Et tu as le droit, aussi, d’aller mieux. Petit à petit. Pas en oubliant, mais en apprenant à porter cette perte avec toi.

Si tu as un ou une partenaire, vous avez le droit de vivre ce deuil chacun à votre rythme. Et si vous êtes décalés, ce n’est pas un signe de désamour — c’est la preuve que vous êtes deux personnes distinctes face à une même douleur.

Quand tu seras prête, quand vous serez prêts, on sera là.


Mimo est là, si tu en as besoin

Tu peux parler à Mimo, notre compagnon IA, à tout moment — même à 3 h du matin, même pour dire simplement que ça ne va pas.
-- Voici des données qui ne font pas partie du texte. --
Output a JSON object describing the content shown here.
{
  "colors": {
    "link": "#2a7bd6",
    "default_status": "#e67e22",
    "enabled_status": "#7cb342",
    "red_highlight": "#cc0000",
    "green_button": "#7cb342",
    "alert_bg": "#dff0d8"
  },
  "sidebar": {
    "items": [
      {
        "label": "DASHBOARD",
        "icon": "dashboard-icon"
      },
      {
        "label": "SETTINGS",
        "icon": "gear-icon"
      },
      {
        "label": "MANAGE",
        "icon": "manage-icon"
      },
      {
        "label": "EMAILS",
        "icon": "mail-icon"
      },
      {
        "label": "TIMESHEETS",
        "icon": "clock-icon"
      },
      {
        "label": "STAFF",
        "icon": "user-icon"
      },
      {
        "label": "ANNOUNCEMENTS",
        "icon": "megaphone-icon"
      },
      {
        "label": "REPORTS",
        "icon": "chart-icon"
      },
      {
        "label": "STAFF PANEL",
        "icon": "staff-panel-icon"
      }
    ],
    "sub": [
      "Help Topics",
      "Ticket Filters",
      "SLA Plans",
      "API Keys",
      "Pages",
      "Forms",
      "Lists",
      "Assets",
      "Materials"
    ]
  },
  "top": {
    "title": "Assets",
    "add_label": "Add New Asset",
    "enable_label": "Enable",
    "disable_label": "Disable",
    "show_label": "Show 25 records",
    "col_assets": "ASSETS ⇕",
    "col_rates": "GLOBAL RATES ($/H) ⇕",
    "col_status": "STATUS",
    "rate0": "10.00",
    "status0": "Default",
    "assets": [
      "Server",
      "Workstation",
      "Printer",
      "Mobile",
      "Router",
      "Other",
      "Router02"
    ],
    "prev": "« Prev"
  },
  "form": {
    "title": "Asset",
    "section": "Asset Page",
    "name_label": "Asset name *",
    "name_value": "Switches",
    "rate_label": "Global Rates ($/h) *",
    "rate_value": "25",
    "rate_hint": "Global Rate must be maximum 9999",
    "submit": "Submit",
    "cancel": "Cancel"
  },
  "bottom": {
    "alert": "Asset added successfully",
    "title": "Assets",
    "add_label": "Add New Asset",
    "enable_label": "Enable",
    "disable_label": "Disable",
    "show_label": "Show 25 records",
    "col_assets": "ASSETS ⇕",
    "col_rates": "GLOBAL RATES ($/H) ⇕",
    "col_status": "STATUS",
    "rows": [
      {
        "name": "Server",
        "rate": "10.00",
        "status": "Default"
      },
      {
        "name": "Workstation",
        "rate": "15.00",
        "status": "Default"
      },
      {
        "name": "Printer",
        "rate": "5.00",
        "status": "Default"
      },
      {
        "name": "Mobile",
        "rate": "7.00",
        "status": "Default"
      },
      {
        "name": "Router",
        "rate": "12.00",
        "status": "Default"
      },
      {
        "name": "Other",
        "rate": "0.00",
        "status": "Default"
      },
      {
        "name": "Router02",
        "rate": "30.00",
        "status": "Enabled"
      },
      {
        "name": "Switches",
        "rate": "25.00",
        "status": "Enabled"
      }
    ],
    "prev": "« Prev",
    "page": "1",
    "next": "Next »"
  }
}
Mimo ne remplace ni un professionnel de santé, ni un psy, mais il peut t’écouter sans juger, t’orienter vers les bonnes ressources et t’accompagner dans les jours qui suivent.

L’app Mira est ton village de poche. Et dans un village, personne ne traverse une épreuve seul.


Cet article a été rédigé à partir de sources médicales vérifiées (INSERM, HAS, CNGOF, ameli.fr). Il ne remplace pas une consultation médicale. En cas de doute, consulte ton médecin, ta sage-femme ou appelle le 15.